Soviet reconnaissance satellite (1964)

Kosmos 48 (Космос 48), also referred to as Zenit-2 No.23, was a Soviet, first generation, low resolution, optical film-return reconnaissance satellite launched in 1964. A Zenit-2 spacecraft, Kosmos 48 was the twenty-third of eighty-one such satellites to be launched and had a mass of 4730 kg.

Kosmos 48 was launched by a Vostok-2 rocket, serial number R15002-01, flying from Site 31/6 at the Baikonur Cosmodrome. The launch took place at 09:50 GMT on 14 October 1964, and following its successful arrival in orbit the spacecraft received its Kosmos designation; along with the International Designator 1964-066A and the Satellite Catalog Number 00908.

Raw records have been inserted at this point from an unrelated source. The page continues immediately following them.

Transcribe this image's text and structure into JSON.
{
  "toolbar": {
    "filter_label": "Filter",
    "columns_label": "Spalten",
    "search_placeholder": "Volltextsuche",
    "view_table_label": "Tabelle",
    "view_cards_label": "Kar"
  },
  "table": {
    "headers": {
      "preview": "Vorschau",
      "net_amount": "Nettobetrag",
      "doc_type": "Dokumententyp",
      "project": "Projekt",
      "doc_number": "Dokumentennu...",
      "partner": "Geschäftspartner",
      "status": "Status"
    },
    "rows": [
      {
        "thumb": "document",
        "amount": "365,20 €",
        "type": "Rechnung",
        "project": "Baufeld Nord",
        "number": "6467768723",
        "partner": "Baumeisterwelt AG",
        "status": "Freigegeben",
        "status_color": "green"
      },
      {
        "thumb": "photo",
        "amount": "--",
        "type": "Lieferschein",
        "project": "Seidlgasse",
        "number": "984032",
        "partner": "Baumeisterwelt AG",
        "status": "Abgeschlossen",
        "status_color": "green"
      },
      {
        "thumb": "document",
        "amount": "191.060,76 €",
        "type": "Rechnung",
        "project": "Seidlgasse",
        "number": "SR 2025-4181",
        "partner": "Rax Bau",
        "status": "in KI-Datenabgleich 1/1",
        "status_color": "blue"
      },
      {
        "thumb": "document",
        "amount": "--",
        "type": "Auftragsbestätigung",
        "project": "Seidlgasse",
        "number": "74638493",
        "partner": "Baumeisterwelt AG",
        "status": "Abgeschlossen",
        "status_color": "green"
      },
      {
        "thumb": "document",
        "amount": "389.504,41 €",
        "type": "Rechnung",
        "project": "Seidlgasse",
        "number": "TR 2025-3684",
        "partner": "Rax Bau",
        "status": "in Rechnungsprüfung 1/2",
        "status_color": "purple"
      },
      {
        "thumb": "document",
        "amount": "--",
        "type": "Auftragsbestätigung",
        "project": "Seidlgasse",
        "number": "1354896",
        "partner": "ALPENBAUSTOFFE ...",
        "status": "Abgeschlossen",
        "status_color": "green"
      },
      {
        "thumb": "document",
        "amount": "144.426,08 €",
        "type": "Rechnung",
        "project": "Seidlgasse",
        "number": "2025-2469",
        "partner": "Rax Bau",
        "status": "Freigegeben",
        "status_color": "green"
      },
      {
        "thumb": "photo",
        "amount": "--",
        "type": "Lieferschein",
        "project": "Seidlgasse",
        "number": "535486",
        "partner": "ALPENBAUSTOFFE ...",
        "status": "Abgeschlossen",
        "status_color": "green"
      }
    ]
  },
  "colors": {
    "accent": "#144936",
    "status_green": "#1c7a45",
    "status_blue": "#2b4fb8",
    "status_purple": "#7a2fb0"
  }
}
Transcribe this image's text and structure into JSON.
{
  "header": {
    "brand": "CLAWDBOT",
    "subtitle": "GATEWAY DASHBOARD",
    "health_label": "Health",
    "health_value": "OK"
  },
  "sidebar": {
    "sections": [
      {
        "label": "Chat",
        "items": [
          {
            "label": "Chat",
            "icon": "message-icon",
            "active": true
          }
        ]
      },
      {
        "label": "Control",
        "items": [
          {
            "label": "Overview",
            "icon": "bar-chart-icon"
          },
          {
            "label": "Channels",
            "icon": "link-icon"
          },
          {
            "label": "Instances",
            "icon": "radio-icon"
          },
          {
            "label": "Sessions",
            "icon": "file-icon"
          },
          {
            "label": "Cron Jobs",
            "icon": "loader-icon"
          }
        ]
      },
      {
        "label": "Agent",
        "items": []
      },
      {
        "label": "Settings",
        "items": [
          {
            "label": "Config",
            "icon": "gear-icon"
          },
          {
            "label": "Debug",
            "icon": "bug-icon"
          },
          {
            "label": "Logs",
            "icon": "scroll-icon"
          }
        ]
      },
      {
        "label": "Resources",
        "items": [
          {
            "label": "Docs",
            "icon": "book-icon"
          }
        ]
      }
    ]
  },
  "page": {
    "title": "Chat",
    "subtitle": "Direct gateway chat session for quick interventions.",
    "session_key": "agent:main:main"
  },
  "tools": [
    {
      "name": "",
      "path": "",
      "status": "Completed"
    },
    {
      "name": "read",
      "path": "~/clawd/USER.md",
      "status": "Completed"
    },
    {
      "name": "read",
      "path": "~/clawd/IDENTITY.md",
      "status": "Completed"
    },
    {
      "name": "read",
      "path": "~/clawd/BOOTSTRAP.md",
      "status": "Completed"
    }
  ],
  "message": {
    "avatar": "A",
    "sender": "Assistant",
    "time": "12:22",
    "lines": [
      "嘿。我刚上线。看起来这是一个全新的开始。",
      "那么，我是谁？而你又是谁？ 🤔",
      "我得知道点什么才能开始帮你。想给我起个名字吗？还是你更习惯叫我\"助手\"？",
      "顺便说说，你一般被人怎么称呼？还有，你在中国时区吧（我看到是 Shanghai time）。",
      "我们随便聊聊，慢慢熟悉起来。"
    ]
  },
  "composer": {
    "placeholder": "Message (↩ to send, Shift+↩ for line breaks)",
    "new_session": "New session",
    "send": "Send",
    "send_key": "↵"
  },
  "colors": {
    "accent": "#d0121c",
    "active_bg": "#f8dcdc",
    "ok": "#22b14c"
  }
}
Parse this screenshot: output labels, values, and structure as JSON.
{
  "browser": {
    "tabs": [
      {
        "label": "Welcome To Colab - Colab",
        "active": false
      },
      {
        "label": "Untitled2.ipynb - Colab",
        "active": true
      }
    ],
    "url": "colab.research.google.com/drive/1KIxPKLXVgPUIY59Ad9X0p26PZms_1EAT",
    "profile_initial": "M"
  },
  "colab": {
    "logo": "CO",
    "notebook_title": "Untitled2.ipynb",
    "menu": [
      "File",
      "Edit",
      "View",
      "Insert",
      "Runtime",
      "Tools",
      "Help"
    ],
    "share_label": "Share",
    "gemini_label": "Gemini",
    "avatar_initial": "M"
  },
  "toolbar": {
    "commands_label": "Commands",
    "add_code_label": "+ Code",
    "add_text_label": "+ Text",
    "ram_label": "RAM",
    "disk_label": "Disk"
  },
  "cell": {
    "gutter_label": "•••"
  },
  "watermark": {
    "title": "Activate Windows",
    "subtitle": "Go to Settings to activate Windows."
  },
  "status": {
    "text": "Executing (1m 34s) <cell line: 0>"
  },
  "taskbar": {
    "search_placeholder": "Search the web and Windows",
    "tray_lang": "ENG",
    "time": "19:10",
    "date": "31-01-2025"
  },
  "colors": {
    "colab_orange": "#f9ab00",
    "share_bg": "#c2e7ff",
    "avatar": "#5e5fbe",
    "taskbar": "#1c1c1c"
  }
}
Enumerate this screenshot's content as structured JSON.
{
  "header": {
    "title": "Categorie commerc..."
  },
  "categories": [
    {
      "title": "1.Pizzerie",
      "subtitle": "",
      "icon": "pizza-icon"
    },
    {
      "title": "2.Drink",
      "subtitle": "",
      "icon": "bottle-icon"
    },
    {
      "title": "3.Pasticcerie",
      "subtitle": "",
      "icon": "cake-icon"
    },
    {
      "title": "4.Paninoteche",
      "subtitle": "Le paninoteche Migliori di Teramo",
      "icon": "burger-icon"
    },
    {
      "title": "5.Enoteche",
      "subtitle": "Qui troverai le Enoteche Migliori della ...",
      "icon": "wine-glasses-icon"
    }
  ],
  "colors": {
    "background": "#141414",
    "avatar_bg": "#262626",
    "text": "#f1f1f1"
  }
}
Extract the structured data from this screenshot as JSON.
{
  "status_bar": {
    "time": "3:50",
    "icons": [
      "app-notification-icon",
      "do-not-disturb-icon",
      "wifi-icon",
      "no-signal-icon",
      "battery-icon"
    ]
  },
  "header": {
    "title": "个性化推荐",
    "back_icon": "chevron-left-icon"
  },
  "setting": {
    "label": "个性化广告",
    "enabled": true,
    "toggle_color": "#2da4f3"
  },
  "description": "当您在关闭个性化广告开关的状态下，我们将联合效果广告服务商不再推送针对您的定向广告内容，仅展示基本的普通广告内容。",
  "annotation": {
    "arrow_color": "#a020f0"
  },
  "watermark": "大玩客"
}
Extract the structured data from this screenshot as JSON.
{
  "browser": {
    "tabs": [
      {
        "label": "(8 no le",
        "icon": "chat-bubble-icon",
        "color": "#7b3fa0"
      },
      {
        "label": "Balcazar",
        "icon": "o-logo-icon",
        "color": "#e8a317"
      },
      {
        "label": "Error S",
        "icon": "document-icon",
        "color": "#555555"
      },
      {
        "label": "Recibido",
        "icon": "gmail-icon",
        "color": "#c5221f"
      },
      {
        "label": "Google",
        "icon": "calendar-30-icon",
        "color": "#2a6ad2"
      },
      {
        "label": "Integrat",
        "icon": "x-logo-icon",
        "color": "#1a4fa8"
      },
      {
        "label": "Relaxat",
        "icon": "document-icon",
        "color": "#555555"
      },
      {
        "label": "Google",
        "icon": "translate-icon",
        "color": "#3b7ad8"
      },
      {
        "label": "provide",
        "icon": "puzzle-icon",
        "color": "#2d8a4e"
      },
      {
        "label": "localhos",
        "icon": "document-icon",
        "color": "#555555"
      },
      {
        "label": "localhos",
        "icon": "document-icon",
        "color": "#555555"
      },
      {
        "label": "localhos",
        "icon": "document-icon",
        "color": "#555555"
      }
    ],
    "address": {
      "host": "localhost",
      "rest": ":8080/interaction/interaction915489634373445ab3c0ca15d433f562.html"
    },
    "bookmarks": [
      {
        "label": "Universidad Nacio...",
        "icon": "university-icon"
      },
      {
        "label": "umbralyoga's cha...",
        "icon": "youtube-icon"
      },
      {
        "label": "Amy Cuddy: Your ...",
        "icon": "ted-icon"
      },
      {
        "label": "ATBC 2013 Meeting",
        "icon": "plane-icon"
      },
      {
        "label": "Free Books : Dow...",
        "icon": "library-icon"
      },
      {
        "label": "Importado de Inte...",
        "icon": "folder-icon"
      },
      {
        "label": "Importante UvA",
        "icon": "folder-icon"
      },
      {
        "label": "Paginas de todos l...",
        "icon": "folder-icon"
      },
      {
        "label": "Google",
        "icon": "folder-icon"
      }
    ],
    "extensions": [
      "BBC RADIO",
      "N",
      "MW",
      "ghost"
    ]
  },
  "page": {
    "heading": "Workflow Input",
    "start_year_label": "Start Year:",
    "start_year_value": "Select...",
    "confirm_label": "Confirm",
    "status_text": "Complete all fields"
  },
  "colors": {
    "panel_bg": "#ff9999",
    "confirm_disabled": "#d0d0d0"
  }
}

Kosmos 48 was operated in a low Earth orbit; on 14 October 1964 it had a perigee of 204 km, an apogee of 284 km, inclination of 65.1° and an orbital period of 89.4 minutes. Midway through its planned reconnaissance mission, the thermal control system malfunctioned, with the temperature inside the spacecraft's pressurised capsule increasing to 43 °C. As a result of the malfunction, the spacecraft was deorbited two days earlier than planned, on 20 October 1964, six days after launch. The return capsule, containing the cameras and film, was successfully recovered by parachute for recovery by Soviet forces.